The 38 works in the exhibition are but a minuscule sampling of the 60,000 drawings in the vast archives of Chaumet, one of the first Parisian jewelers to settle on the Place Vendôme. They consist largely of technical drawings and gouaches of finished jewelry, and demonstrate brilliantly the dexterity, fertile imagination, and keen eye of Chaumet’s in-house draftsmen. Their repertoire of flora and fauna in a variety of drafting techniques shows the intricate stages of creating jewelry—starting with reproducing the shapes of nature, then matching its colors to precious stones—and allowing their grace and character to shine through.

“Jeanson brought a scientist’s vision to a choice of drawings that are ultimately art ‘objects,’ and his viewpoint stirred us in choosing from particular categories those drawings that resonated with us symbolically, as in the case of those representing certain flowers, insects, wheat or reeds, which are foundational images for Chaumet,” Gannet said.

Stalks of wheat bending in the wind—fertility and prosperity symbols at Chaumet—were the inspiration for one of the maison’s most iconic pieces, the Épis de Blé tiara created in 1811 for the Empress Marie-Louise.

Épis de blé tiara, François-Regnault Nitot (circa 1811), in gold and silver set with diamonds, Collection Chaumet Paris.

“Our first muse, the Empress Josephine, was herself a prominent botanist, and instrumental in importing many varieties of seeds into France and planting her own garden at the Chateau de Malmaison,” Gannet said.

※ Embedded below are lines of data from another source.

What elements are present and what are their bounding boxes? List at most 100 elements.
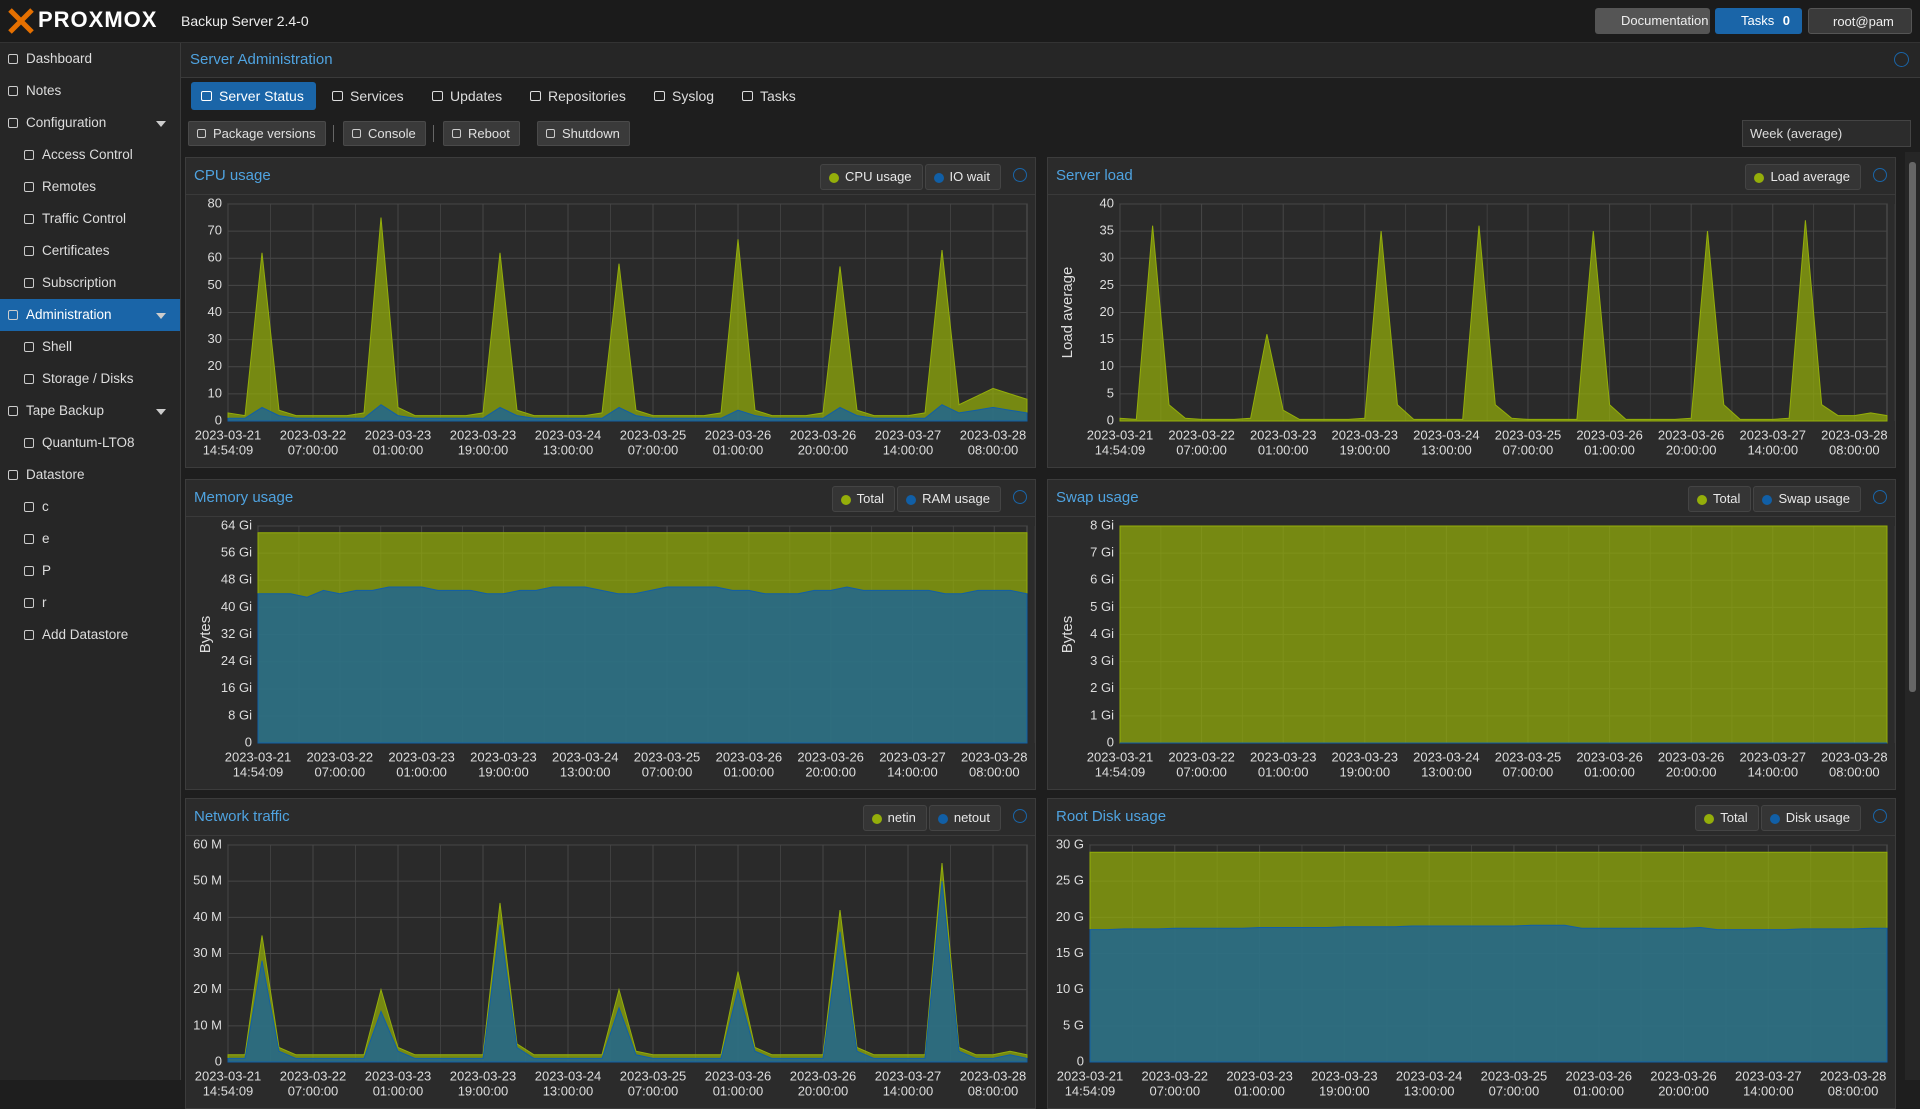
nav-item[interactable]: e bbox=[0, 523, 180, 555]
x-tick-date: 2023-03-23 bbox=[450, 1068, 517, 1083]
nav-item[interactable]: Storage / Disks bbox=[0, 363, 180, 395]
nav-item[interactable]: Notes bbox=[0, 75, 180, 107]
toolbar-button[interactable]: Shutdown bbox=[537, 121, 630, 146]
x-tick-time: 14:54:09 bbox=[1065, 1083, 1116, 1098]
y-tick-label: 64 Gi bbox=[221, 517, 252, 532]
nav-label: Remotes bbox=[42, 179, 97, 194]
nav-icon bbox=[24, 566, 34, 576]
legend-item[interactable]: Total bbox=[831, 486, 896, 512]
tab[interactable]: Updates bbox=[422, 82, 514, 110]
tab[interactable]: Services bbox=[322, 82, 416, 110]
nav-label: Notes bbox=[26, 83, 62, 98]
nav-item[interactable]: Add Datastore bbox=[0, 619, 180, 651]
collapse-icon[interactable] bbox=[1013, 168, 1027, 182]
help-icon[interactable] bbox=[1894, 52, 1909, 67]
x-tick-date: 2023-03-27 bbox=[875, 1068, 942, 1083]
nav-item[interactable]: Dashboard bbox=[0, 43, 180, 75]
nav-item[interactable]: Quantum-LTO8 bbox=[0, 427, 180, 459]
x-tick-date: 2023-03-26 bbox=[716, 749, 783, 764]
nav-item[interactable]: P bbox=[0, 555, 180, 587]
nav-item[interactable]: Traffic Control bbox=[0, 203, 180, 235]
nav-label: Dashboard bbox=[26, 51, 93, 66]
nav-item[interactable]: Tape Backup bbox=[0, 395, 180, 427]
scrollbar bbox=[1905, 152, 1920, 1080]
legend-item[interactable]: Load average bbox=[1745, 164, 1861, 190]
x-tick-time: 08:00:00 bbox=[968, 442, 1019, 457]
y-tick-label: 10 M bbox=[193, 1017, 222, 1032]
x-tick-date: 2023-03-26 bbox=[1576, 749, 1643, 764]
nav-label: Traffic Control bbox=[42, 211, 127, 226]
toolbar-button[interactable]: Reboot bbox=[443, 121, 520, 146]
chart: 2023-03-2114:54:092023-03-2207:00:002023… bbox=[195, 195, 1028, 457]
y-tick-label: 70 bbox=[208, 223, 222, 238]
logo: PROXMOX bbox=[38, 7, 158, 32]
collapse-icon[interactable] bbox=[1013, 490, 1027, 504]
tab[interactable]: Server Status bbox=[191, 82, 316, 110]
legend-item[interactable]: netin bbox=[862, 805, 927, 831]
legend-item[interactable]: RAM usage bbox=[897, 486, 1001, 512]
tab[interactable]: Syslog bbox=[644, 82, 726, 110]
tab[interactable]: Tasks bbox=[732, 82, 808, 110]
x-tick-time: 01:00:00 bbox=[1573, 1083, 1624, 1098]
collapse-icon[interactable] bbox=[1873, 490, 1887, 504]
x-tick-time: 13:00:00 bbox=[543, 442, 594, 457]
nav-item[interactable]: r bbox=[0, 587, 180, 619]
legend-item[interactable]: Total bbox=[1695, 805, 1759, 831]
x-tick-date: 2023-03-22 bbox=[1142, 1068, 1209, 1083]
nav-item[interactable]: Administration bbox=[0, 299, 180, 331]
x-tick-time: 07:00:00 bbox=[1489, 1083, 1540, 1098]
legend-item[interactable]: Total bbox=[1687, 486, 1752, 512]
x-tick-time: 14:00:00 bbox=[883, 442, 934, 457]
nav-item[interactable]: Configuration bbox=[0, 107, 180, 139]
tab[interactable]: Repositories bbox=[520, 82, 638, 110]
y-tick-label: 32 Gi bbox=[221, 626, 252, 641]
button-label: root@pam bbox=[1833, 14, 1894, 29]
tasks-button[interactable]: Tasks 0 bbox=[1715, 8, 1802, 34]
y-tick-label: 1 Gi bbox=[1090, 707, 1114, 722]
legend-item[interactable]: Disk usage bbox=[1760, 805, 1861, 831]
select-value: Week (average) bbox=[1750, 126, 1843, 141]
x-tick-date: 2023-03-22 bbox=[307, 749, 374, 764]
legend-item[interactable]: netout bbox=[928, 805, 1001, 831]
x-tick-date: 2023-03-22 bbox=[1168, 749, 1235, 764]
x-tick-time: 01:00:00 bbox=[1258, 442, 1309, 457]
nav-icon bbox=[24, 630, 34, 640]
y-tick-label: 20 M bbox=[193, 981, 222, 996]
user-menu[interactable]: root@pam bbox=[1808, 8, 1912, 34]
nav-icon bbox=[8, 86, 18, 96]
nav-item[interactable]: Remotes bbox=[0, 171, 180, 203]
chart-header: Memory usage Total RAM usage bbox=[186, 480, 1035, 517]
x-tick-date: 2023-03-26 bbox=[797, 749, 864, 764]
toolbar-button[interactable]: Console bbox=[343, 121, 426, 146]
collapse-icon[interactable] bbox=[1873, 168, 1887, 182]
x-tick-time: 07:00:00 bbox=[1176, 764, 1227, 779]
legend-item[interactable]: Swap usage bbox=[1753, 486, 1861, 512]
legend-item[interactable]: CPU usage bbox=[820, 164, 923, 190]
x-tick-time: 14:54:09 bbox=[1095, 442, 1146, 457]
documentation-button[interactable]: Documentation bbox=[1595, 8, 1710, 34]
x-tick-date: 2023-03-27 bbox=[1740, 427, 1807, 442]
y-tick-label: 0 bbox=[1107, 412, 1114, 427]
x-tick-time: 20:00:00 bbox=[1666, 764, 1717, 779]
x-tick-date: 2023-03-26 bbox=[790, 1068, 857, 1083]
y-axis-label: Bytes bbox=[197, 616, 214, 654]
nav-item[interactable]: Shell bbox=[0, 331, 180, 363]
y-tick-label: 20 bbox=[208, 358, 222, 373]
legend: netin netout bbox=[862, 805, 1001, 831]
collapse-icon[interactable] bbox=[1873, 809, 1887, 823]
nav-item[interactable]: Access Control bbox=[0, 139, 180, 171]
nav-item[interactable]: Datastore bbox=[0, 459, 180, 491]
x-tick-time: 08:00:00 bbox=[969, 764, 1020, 779]
legend-item[interactable]: IO wait bbox=[924, 164, 1001, 190]
timeframe-select[interactable]: Week (average) bbox=[1742, 120, 1911, 147]
scrollbar-thumb[interactable] bbox=[1909, 162, 1916, 692]
chart-title: Root Disk usage bbox=[1056, 808, 1167, 825]
nav-item[interactable]: Subscription bbox=[0, 267, 180, 299]
nav-item[interactable]: Certificates bbox=[0, 235, 180, 267]
nav-item[interactable]: c bbox=[0, 491, 180, 523]
legend-label: Total bbox=[856, 491, 885, 506]
toolbar-button[interactable]: Package versions bbox=[188, 121, 326, 146]
collapse-icon[interactable] bbox=[1013, 809, 1027, 823]
x-tick-time: 01:00:00 bbox=[1234, 1083, 1285, 1098]
x-tick-date: 2023-03-28 bbox=[960, 1068, 1027, 1083]
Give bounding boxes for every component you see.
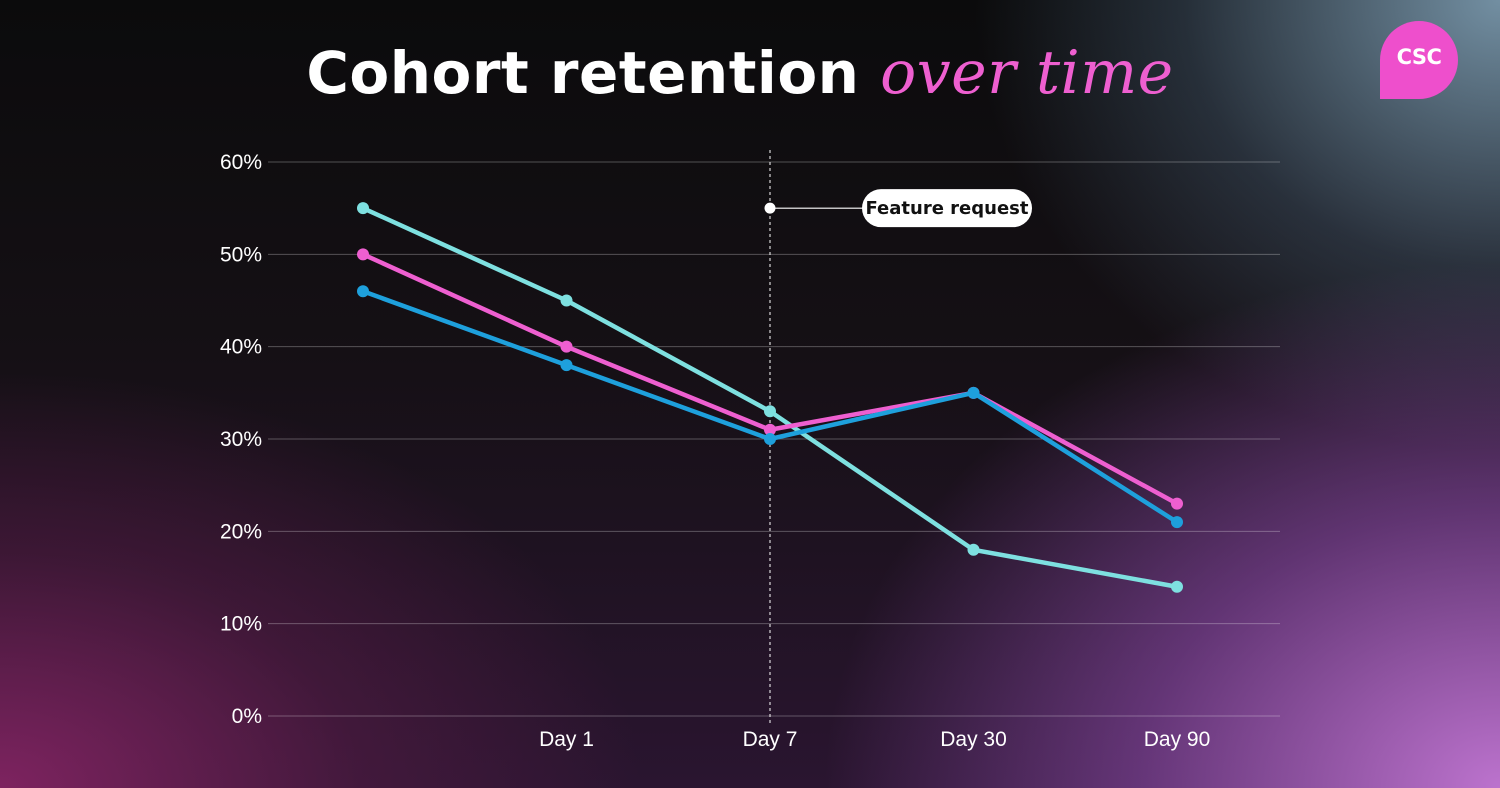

The era best represented in the show is the 19th century, when naturalistic jewelry with motifs of fruits, flowers, and foliage became fashionable thanks in part to developments in botany but also to the importance of nature in the Romantic movement in art, illustrated in the fair by Eugène Delacroix’s Branches of Physalis, a black pencil and pastel on tan paper (circa 1840), shown by the Paris-based Galerie Nathalie Motte Masselink.

“Mistletoe” brooch project (around 1900). Courtesy Collection Chaumet, Paris.

Delacroix, whose retrospective closed in January in New York at the Metropolitan Museum of Art, painted flowers throughout his career in an age marked by rampant industrialization. They were from his own garden in Champrosay, and later from just outside his atelier in Paris’s 6th arrondissement, where he moved precisely for its idyllic garden.

Flowers also fascinated Henri Matisse, who a century later produced his Flowers (1945) gouaches, on view at the Parisian Galerie AB’s stand. Two nearly identical works belong to a small series the artist drew at the request of Michel de Brunhoff, a former editor in chief of Vogue France.

“Brunhoff had asked Matisse, van Dongen, and Derain for drawings to illustrate his book titled Parfum,” said Agnès Aittouarès, Galerie AB’s founder. “Matisse produced five gouaches representing flowers because for him, perfume meant flowers. They expressed Matisse’s idea of pleasure, and as you can see they dance on the page, they are alive.”

Chaumet will bring its own nature-inspired jewelry creations alive in an upcoming show that will feature a large selection of historic pieces alongside their corresponding drawings at its Musée Éphémère. The show, which opens on April 17, tells the story of 200 years of the maison’s creations through the delicate strokes of its in-house draftsmen.